Photo by Mikhayla Robinson

There is one work of art that stood out to me, and completely speaks to this notion. It’s called: “We dig ourselves into a ditch, How many of us have died and pretend to live?” The painting, situated flat on the ground, depicts a naked woman, lying in the grass, surrounded by flowers, with various skulls around her. The image itself is displayed in a wooden box filled with dirt and plastic skulls, almost as if the woman in the painting, and the painting itself,  are buried. However, the woman in the image is not dead. Her eyes are completely open, peering at whoever is viewing the piece, while various arms and hands are touching the woman. In my interview with Byrd, he explained:

“The main message I wanted people to take away from this piece is simply, to “live.” Live your life, live unafraid of failure, unafraid of death. I looked death in the eye twice, I saw my sister and [my] mother take their last breath. I view death different, everything that lives dies, so to me, death can’t be bad. I just want to live my best life and earn a good death. But until then, live. Live life to the fullest.”

Eugene V. Byrd III

After two loved ones, Byrd explained that it was hard for him to recognize his hurt and his grief. He also talked about his inability to receive mental health, due to the stigmas about vulnerability, and mental health in the Black community.

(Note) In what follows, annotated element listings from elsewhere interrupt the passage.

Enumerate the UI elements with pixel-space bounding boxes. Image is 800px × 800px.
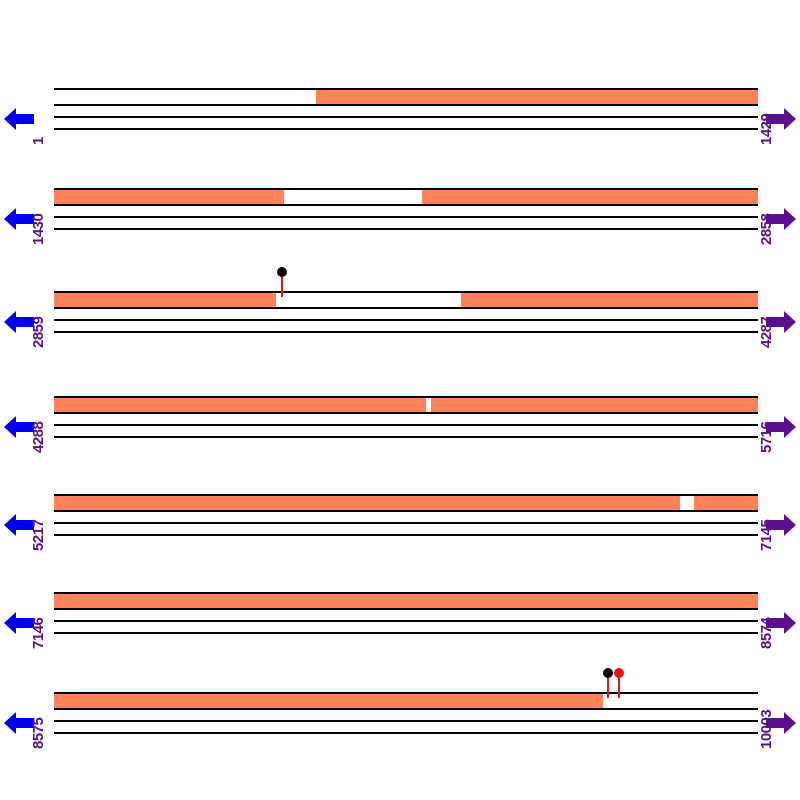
orf-bar[interactable] bbox=[54, 397, 758, 413]
arrow-left-icon[interactable] bbox=[2, 412, 36, 442]
marker-stem bbox=[607, 674, 609, 698]
row-end-coordinate: 10003 bbox=[758, 709, 775, 749]
row-start-coordinate: 1430 bbox=[30, 213, 47, 245]
frame-rule-overlay-1 bbox=[54, 494, 758, 496]
frame-rule-overlay-1 bbox=[54, 188, 758, 190]
marker-stem bbox=[618, 674, 620, 698]
lollipop-marker-icon[interactable] bbox=[276, 267, 288, 297]
frame-rule-4 bbox=[54, 534, 758, 536]
sequence-row: 5217 7145 bbox=[0, 494, 800, 554]
orf-gap bbox=[426, 397, 431, 413]
arrow-left-icon[interactable] bbox=[2, 608, 36, 638]
frame-rule-3 bbox=[54, 116, 758, 118]
arrow-right-icon[interactable] bbox=[764, 510, 798, 540]
row-start-coordinate: 7146 bbox=[30, 617, 47, 649]
frame-rule-overlay-2 bbox=[54, 204, 758, 206]
orf-gap bbox=[680, 495, 694, 511]
arrow-left-icon[interactable] bbox=[2, 510, 36, 540]
frame-rule-3 bbox=[54, 319, 758, 321]
sequence-row: 8575 10003 bbox=[0, 668, 800, 752]
row-start-coordinate: 8575 bbox=[30, 717, 47, 749]
arrow-left-icon[interactable] bbox=[2, 204, 36, 234]
row-start-coordinate: 4288 bbox=[30, 421, 47, 453]
sequence-row: 2859 4287 bbox=[0, 267, 800, 351]
orf-bar[interactable] bbox=[54, 593, 758, 609]
frame-rule-4 bbox=[54, 128, 758, 130]
row-end-coordinate: 4287 bbox=[758, 316, 775, 348]
sequence-row: 1 1429 bbox=[0, 88, 800, 148]
orf-gap bbox=[276, 292, 461, 308]
row-end-coordinate: 1429 bbox=[758, 113, 775, 145]
frame-rule-4 bbox=[54, 436, 758, 438]
frame-rule-overlay-2 bbox=[54, 412, 758, 414]
orf-gap bbox=[284, 189, 422, 205]
frame-rule-overlay-1 bbox=[54, 291, 758, 293]
frame-rule-4 bbox=[54, 331, 758, 333]
arrow-right-icon[interactable] bbox=[764, 708, 798, 738]
orf-bar[interactable] bbox=[316, 89, 758, 105]
frame-rule-overlay-2 bbox=[54, 104, 758, 106]
lollipop-marker-icon[interactable] bbox=[602, 668, 614, 698]
orf-bar[interactable] bbox=[54, 693, 603, 709]
arrow-right-icon[interactable] bbox=[764, 608, 798, 638]
reading-frame-track bbox=[54, 494, 758, 544]
frame-rule-3 bbox=[54, 216, 758, 218]
row-start-coordinate: 2859 bbox=[30, 316, 47, 348]
reading-frame-track bbox=[54, 88, 758, 138]
frame-rule-3 bbox=[54, 522, 758, 524]
frame-rule-overlay-2 bbox=[54, 510, 758, 512]
frame-rule-overlay-1 bbox=[54, 692, 758, 694]
reading-frame-track bbox=[54, 188, 758, 238]
row-end-coordinate: 8574 bbox=[758, 617, 775, 649]
marker-head bbox=[277, 267, 287, 277]
frame-rule-overlay-1 bbox=[54, 88, 758, 90]
frame-rule-overlay-2 bbox=[54, 307, 758, 309]
lollipop-marker-icon[interactable] bbox=[613, 668, 625, 698]
marker-stem bbox=[281, 273, 283, 297]
arrow-right-icon[interactable] bbox=[764, 104, 798, 134]
sequence-row: 1430 2858 bbox=[0, 188, 800, 248]
arrow-right-icon[interactable] bbox=[764, 307, 798, 337]
reading-frame-track bbox=[54, 396, 758, 446]
reading-frame-track bbox=[54, 668, 758, 742]
arrow-left-icon[interactable] bbox=[2, 307, 36, 337]
frame-rule-3 bbox=[54, 620, 758, 622]
sequence-row: 7146 8574 bbox=[0, 592, 800, 652]
frame-rule-3 bbox=[54, 720, 758, 722]
frame-rule-overlay-2 bbox=[54, 708, 758, 710]
row-end-coordinate: 5716 bbox=[758, 421, 775, 453]
frame-rule-4 bbox=[54, 732, 758, 734]
arrow-left-icon[interactable] bbox=[2, 104, 36, 134]
arrow-right-icon[interactable] bbox=[764, 412, 798, 442]
row-start-coordinate: 5217 bbox=[30, 519, 47, 551]
frame-rule-4 bbox=[54, 228, 758, 230]
orf-bar[interactable] bbox=[54, 495, 758, 511]
frame-rule-overlay-2 bbox=[54, 608, 758, 610]
reading-frame-track bbox=[54, 592, 758, 642]
marker-head bbox=[614, 668, 624, 678]
row-end-coordinate: 2858 bbox=[758, 213, 775, 245]
row-start-coordinate: 1 bbox=[30, 137, 47, 145]
frame-rule-3 bbox=[54, 424, 758, 426]
arrow-right-icon[interactable] bbox=[764, 204, 798, 234]
arrow-left-icon[interactable] bbox=[2, 708, 36, 738]
marker-head bbox=[603, 668, 613, 678]
frame-rule-4 bbox=[54, 632, 758, 634]
row-end-coordinate: 7145 bbox=[758, 519, 775, 551]
reading-frame-track bbox=[54, 267, 758, 341]
frame-rule-overlay-1 bbox=[54, 396, 758, 398]
sequence-row: 4288 5716 bbox=[0, 396, 800, 456]
frame-rule-overlay-1 bbox=[54, 592, 758, 594]
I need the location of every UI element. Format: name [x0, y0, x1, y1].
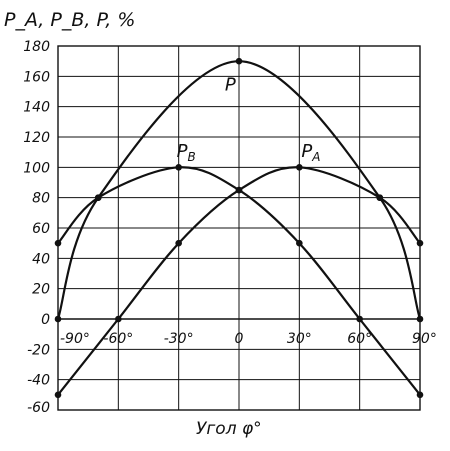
data-point [296, 239, 303, 247]
series-label-pa: PA [301, 141, 320, 164]
x-tick-label: -90° [60, 331, 90, 347]
data-point [416, 315, 424, 323]
grid [57, 45, 421, 411]
y-tick-label: -20 [27, 342, 50, 358]
data-point [94, 194, 102, 201]
y-tick-label: 140 [23, 100, 50, 116]
data-point [416, 391, 424, 399]
x-tick-label: -30° [164, 331, 194, 347]
curves [54, 57, 424, 399]
series-label-p: P [225, 75, 236, 96]
y-tick-label: 40 [32, 251, 50, 267]
y-tick-label: 160 [23, 69, 50, 85]
x-tick-label: 90° [412, 331, 437, 347]
data-point [175, 239, 182, 247]
y-tick-label: 60 [32, 221, 50, 237]
data-point [115, 315, 122, 323]
data-point [54, 239, 62, 247]
y-axis-label: P_A, P_B, P, % [4, 9, 135, 31]
y-tick-label: 100 [23, 160, 50, 176]
x-tick-label: 0 [235, 331, 244, 347]
x-tick-label: 30° [287, 331, 312, 347]
data-point [416, 239, 424, 247]
y-tick-label: 120 [23, 130, 50, 146]
x-axis-label: Угол φ° [196, 419, 262, 439]
y-tick-label: 80 [32, 191, 50, 207]
data-point [356, 315, 363, 323]
data-point [296, 164, 303, 171]
x-tick-label: 60° [347, 331, 372, 347]
y-tick-label: 20 [32, 282, 50, 298]
y-tick-label: -60 [27, 400, 50, 416]
y-tick-label: 0 [41, 312, 50, 328]
series-label-pb: PB [177, 141, 196, 164]
data-point [175, 164, 182, 171]
tick-labels: 180 160 140 120 100 80 60 40 20 0 -20 -40 -60 -90° -60… [23, 39, 437, 416]
y-tick-label: 180 [23, 39, 50, 55]
data-point [54, 391, 62, 399]
data-point [235, 57, 243, 65]
data-point [54, 315, 62, 323]
data-point [235, 186, 243, 194]
axis-labels: P_A, P_B, P, % Угол φ° P PB PA [4, 9, 320, 439]
y-tick-label: -40 [27, 373, 50, 389]
data-point [376, 194, 384, 201]
x-tick-label: -60° [103, 331, 133, 347]
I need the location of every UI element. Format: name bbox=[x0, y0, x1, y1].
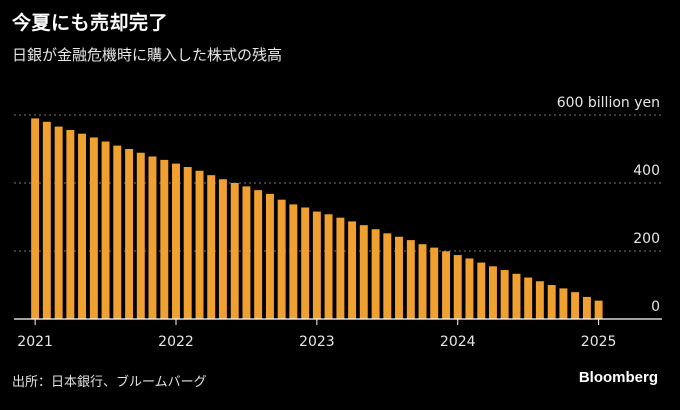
source-note: 出所：日本銀行、ブルームバーグ bbox=[12, 375, 207, 390]
chart-subtitle: 日銀が金融危機時に購入した株式の残高 bbox=[12, 46, 283, 64]
bar bbox=[453, 255, 462, 319]
bar bbox=[78, 133, 87, 319]
bar bbox=[430, 247, 439, 319]
bar bbox=[488, 266, 497, 319]
bar bbox=[395, 236, 403, 319]
bar bbox=[265, 193, 274, 319]
bar bbox=[582, 296, 591, 319]
bar bbox=[465, 258, 474, 319]
bar bbox=[594, 300, 603, 319]
bar bbox=[31, 118, 40, 320]
bar bbox=[336, 217, 345, 319]
y-tick-label: 400 bbox=[633, 163, 660, 179]
bar bbox=[383, 233, 392, 319]
bar bbox=[535, 281, 544, 319]
bar bbox=[571, 292, 580, 319]
bar bbox=[312, 211, 321, 319]
bar bbox=[359, 225, 368, 319]
bar bbox=[371, 229, 380, 319]
bar bbox=[559, 288, 568, 319]
bar bbox=[500, 270, 509, 319]
bar bbox=[42, 121, 51, 319]
bar bbox=[195, 170, 204, 319]
bar bbox=[230, 183, 239, 319]
bar bbox=[524, 277, 533, 319]
bar bbox=[136, 152, 145, 319]
bar bbox=[125, 149, 134, 319]
bar bbox=[207, 175, 216, 319]
bar bbox=[289, 204, 298, 319]
bar bbox=[183, 167, 192, 319]
x-tick-label: 2023 bbox=[299, 334, 335, 350]
bar bbox=[113, 145, 122, 319]
bar bbox=[54, 126, 63, 319]
bloomberg-logo: Bloomberg bbox=[578, 369, 658, 386]
bar bbox=[406, 240, 415, 319]
bar bbox=[277, 199, 286, 319]
bar bbox=[442, 251, 451, 319]
bar bbox=[418, 244, 427, 319]
bar bbox=[89, 137, 98, 319]
bar bbox=[477, 262, 486, 319]
bar bbox=[348, 221, 357, 319]
bar bbox=[301, 207, 310, 319]
bar bbox=[148, 156, 157, 319]
x-tick-label: 2024 bbox=[440, 334, 476, 350]
x-tick-label: 2021 bbox=[17, 334, 53, 350]
bar bbox=[242, 186, 251, 319]
bar bbox=[512, 273, 521, 319]
y-tick-label: 200 bbox=[633, 231, 660, 247]
bar bbox=[324, 214, 333, 319]
x-tick-label: 2025 bbox=[581, 334, 617, 350]
bar bbox=[254, 190, 263, 319]
y-tick-label: 0 bbox=[651, 299, 660, 315]
bar bbox=[172, 163, 180, 319]
bar bbox=[547, 285, 556, 319]
x-tick-label: 2022 bbox=[158, 334, 194, 350]
chart-title: 今夏にも売却完了 bbox=[12, 12, 169, 34]
bar bbox=[218, 179, 227, 319]
bar bbox=[66, 129, 75, 319]
bar bbox=[160, 159, 169, 319]
bar bbox=[101, 141, 110, 319]
y-tick-label: 600 billion yen bbox=[557, 95, 660, 111]
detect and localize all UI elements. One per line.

“As I mentioned young men and women inspired me to create the work. The talk of depression, mental illness, anxiety is almost like it’s trending. I’m 40 we didn’t talk about stuff like that growing up, we bottled everything up. Most people my age and older call the older generation ‘soft’. But what I learned is that they are really just more in touch with their feelings and not afraid or ashamed to do anything about it, which is powerful. So what the younger generation has taught me and though creating the work is to feel. To be honest with what makes me happy, sad or mad. I’m working on myself through my art, this is my therapy. There is no gap, I can teach the younger generation. The younger generation can teach me. To be our best selves, it starts with being honest. I’m advocating for truth and honesty. Sullen is about the lows and allowing it to be okay, just don’t get comfortable there, the sun will rise.”

Eugene V. Byrd III

Photo by Mikhayla Robinson

Through his vivid images, and vulnerability Byrd created a safe space for his audiences to see themselves in his work. When asking him about the opening night of his exhibit, he expressed, “The opening was beautiful. After living with the subject matter for 18 months it felt great to finally get it out and share. For me, the opening was a success as soon as the art was hung before even the first person showed up because I created the art I had in my head, ‘I did it.’ The audience had a personal emotional reaction to the art, 2 people actually cried. Several people walked through the exhibit 4-5 times. The word I heard over and over was ‘beautiful.’ So for me, mission accomplished.”

Individuals are able to find solace in his art, see their pain represented through every paint-brush stroke, photograph or drawing. Every person who lays eyes on his work is engaging in a therapy session through art unconsciously. “Sullen,” will be on display from October 26, 2019, to December 13, 2019.